Normally, normally, normally. At the moment, however, I'm getting ready to go on vacation in Paris with T. We leave Saturday. I have to get substitutes ready to help with my projects at work, and it was like cramming for an exam in college simply to figure out what would be needed from them. I've had problems with a flexible spending account that my employer supposedly set up for me, and I haven't had an RDO recently because of my upcoming vacation. I've been meaning to sort it out during business hours, but I haven't got around to it yet. And an aunt and cousin of mine are going to be in Paris at the same time we are and it would be cool to meet up with them, and planning that out has been problematic.

Wednesday, January 26, 2011

Today seemed like it was going to go so well. What the hell went wrong?

Well, there's no need to frame that as a question, I know the biggest part of the problem: I left my ID badge to get into the office and CAC card to log onto my computer at home. As far as I can remember I've never done so before, but it was bound to happen sooner or later. As I've said, I'm kind of surprised it hasn't happened before now. Well, today it did. Sometimes I've got out the door or even a block or two from home and then realized that I had forgotten them, and when that happened I turned around and went back, but today I didn't notice until I got off the metro, so I kept going. But that was just the start of the problem. I also lost my driver's license some time between getting on the shuttle to work and getting into the building. I definitely had it to get onto the shuttle, because I need ID to do that, but afterwards I couldn't find it in my wallet, any pockets or my backpack. I waited for that shuttle to come back around and looked on the floor and between seats and couldn't find it there either. In the end the security guards let me in with my Social Security number, but that's obviously not the normal way of doing things.

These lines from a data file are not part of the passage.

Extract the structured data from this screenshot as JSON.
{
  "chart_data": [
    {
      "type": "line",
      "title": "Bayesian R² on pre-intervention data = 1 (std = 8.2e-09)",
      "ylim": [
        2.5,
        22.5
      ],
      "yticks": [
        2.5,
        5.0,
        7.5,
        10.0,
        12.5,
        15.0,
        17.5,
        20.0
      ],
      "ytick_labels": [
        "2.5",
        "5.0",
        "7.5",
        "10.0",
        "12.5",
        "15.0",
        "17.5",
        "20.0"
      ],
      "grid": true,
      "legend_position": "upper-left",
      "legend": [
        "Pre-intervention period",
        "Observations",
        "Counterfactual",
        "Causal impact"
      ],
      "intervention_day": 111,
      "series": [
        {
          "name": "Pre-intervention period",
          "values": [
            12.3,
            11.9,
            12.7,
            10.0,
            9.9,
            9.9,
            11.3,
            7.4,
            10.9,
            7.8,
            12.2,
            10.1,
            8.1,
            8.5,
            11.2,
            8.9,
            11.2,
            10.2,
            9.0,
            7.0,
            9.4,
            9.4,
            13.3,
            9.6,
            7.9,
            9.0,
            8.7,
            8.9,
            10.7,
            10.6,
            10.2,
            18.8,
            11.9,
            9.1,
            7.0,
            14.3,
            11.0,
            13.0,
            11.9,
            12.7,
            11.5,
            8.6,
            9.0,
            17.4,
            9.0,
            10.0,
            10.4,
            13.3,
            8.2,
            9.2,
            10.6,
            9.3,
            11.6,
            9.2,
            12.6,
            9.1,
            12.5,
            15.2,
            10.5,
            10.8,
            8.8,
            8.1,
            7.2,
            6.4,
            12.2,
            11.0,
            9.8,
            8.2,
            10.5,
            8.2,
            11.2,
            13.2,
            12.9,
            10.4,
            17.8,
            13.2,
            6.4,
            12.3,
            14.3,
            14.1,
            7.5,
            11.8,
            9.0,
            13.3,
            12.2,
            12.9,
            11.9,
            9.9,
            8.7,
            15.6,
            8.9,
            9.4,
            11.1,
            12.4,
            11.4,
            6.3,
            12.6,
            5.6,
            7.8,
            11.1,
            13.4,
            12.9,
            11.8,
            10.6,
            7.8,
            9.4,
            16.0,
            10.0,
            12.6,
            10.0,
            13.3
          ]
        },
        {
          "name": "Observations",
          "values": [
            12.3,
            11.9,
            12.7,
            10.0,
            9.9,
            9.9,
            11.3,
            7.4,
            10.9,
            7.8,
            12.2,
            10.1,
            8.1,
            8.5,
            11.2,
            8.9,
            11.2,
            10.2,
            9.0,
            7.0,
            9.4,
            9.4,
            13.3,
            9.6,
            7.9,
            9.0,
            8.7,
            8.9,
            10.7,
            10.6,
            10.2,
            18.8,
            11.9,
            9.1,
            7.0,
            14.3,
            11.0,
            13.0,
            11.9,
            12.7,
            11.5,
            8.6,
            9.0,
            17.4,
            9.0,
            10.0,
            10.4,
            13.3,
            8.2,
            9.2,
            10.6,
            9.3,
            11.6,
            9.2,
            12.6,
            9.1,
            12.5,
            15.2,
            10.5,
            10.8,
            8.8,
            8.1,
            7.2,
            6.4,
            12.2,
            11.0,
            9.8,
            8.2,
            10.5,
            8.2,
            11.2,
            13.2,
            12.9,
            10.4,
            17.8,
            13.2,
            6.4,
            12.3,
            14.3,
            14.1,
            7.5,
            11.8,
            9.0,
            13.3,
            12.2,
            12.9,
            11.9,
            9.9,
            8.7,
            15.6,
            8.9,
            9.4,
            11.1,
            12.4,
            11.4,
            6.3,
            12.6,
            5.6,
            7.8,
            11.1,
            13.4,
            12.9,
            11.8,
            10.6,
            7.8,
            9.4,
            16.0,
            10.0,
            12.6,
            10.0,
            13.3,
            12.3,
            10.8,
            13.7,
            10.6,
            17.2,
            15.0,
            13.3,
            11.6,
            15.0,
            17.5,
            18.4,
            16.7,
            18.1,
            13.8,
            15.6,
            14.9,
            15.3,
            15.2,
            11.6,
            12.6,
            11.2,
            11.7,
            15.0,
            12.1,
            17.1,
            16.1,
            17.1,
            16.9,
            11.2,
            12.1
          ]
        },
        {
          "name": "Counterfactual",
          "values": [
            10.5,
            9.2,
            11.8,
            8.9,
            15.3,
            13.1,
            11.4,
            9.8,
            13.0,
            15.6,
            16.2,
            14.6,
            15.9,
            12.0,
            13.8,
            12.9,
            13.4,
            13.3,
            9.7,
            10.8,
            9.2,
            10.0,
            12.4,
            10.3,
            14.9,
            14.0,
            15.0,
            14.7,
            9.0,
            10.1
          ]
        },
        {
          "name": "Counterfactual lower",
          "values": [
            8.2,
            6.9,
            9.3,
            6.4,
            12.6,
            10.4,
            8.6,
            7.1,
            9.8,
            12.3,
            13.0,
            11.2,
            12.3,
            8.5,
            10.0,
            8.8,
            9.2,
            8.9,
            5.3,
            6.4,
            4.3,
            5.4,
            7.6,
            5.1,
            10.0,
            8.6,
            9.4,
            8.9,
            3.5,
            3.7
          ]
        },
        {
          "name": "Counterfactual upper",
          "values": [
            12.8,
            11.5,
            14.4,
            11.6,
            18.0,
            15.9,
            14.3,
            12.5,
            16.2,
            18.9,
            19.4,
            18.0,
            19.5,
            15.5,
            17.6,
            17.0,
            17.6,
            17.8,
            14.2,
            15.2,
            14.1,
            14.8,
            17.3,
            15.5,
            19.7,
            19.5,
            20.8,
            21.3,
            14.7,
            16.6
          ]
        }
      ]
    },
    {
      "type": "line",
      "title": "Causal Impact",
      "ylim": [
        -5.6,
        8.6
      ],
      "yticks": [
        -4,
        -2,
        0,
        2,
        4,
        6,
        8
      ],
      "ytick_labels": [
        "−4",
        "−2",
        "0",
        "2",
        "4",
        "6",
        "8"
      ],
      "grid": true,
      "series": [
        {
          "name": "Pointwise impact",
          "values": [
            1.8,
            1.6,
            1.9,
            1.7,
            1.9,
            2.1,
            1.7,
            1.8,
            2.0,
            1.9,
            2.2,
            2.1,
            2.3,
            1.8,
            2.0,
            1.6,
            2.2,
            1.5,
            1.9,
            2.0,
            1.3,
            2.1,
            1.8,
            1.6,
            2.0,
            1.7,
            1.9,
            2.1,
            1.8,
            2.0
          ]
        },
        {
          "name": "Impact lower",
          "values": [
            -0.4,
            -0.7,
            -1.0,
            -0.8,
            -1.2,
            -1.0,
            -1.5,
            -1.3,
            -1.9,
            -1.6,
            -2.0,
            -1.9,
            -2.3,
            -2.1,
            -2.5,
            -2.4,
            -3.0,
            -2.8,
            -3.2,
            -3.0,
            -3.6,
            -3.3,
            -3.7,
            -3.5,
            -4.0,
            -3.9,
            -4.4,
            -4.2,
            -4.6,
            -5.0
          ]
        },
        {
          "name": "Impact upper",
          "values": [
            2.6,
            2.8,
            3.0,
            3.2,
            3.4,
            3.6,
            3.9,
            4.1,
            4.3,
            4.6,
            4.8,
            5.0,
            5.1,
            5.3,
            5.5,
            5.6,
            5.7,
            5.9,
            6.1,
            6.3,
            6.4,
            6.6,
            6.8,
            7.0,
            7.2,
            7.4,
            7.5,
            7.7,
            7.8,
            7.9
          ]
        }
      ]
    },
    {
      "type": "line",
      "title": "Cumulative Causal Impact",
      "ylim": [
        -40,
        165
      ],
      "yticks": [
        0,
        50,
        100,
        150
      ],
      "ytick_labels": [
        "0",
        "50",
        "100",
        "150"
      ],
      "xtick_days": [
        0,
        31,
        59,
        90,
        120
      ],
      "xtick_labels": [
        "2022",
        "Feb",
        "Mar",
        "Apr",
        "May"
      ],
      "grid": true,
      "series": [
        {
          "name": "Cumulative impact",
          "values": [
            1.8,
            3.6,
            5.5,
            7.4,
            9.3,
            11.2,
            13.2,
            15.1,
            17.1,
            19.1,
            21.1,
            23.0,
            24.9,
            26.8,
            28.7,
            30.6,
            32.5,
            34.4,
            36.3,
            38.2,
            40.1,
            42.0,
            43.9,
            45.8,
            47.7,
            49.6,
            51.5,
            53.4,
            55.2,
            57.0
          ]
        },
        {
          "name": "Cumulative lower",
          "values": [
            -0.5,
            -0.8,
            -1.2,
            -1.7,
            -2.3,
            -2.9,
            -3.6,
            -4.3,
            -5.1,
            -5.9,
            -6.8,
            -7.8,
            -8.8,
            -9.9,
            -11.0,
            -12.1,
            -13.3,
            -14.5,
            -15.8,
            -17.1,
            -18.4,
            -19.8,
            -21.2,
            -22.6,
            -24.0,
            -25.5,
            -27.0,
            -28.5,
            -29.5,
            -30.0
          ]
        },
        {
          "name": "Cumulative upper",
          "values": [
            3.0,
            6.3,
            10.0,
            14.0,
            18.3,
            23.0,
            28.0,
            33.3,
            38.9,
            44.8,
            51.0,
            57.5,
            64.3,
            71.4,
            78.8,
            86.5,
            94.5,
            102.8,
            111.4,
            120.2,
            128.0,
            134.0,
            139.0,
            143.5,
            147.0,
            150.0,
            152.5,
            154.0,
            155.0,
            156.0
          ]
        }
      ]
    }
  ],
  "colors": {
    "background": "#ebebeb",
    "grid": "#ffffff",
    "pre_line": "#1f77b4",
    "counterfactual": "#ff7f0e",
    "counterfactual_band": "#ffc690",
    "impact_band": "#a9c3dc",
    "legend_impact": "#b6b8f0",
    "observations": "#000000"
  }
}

At this point, it seems most likely that someone found my driver's license and planned to turn it in but had not yet done so by the time I last checked with the security guard. There are other possibilities - maybe I dropped it on the shuttle and it skidded a long way from where I had been sitting, maybe I dropped it right after getting on the shuttle and it fell outside somehow before I even got to work, maybe it fell into someone else's bag and they don't know they have it, maybe it's in some pocket I still haven't thought of checking - but that guess seems most likely and the best chance I have of getting it back.

I'm not sure what to do if it doesn't turn up. In the very short term, if it doesn't turn up by the end of the day, getting home without it might be annoying but isn't all that big a problem; there's a public bus near here as well. In the medium term, I know right where my work ID and CAC card are and just need to not forget them. As for non-work things, I will carry my passport around as ID or just use my work ID badges if places other than work will accept it. Probably not, since there's no birthday on it, but it can't hurt to try. In the long term, that driver's license doesn't expire for years yet, but I have moved since it was issued, so I'm not sure I want to try to get it back or not. And the DMV, at least the one where I got it, is hard if not impossible to get to by public transportation.

It kind of makes me feel naked not to have ID on me. That probably reveals a lot about our society, or at least on my lifestyle. While right now it's worse than usual because I need ID just to get to work, even back in Vermont where everyone knew me I drove everywhere and always had my ID on me in case I got pulled over or in an accident. If I can't prove who I am, then it's like I'm not a real person.

Just today, at least, I'm looking forward to the development of cyberpunkish IDs that are implanted under your skin and work for every place you need ID and stuff.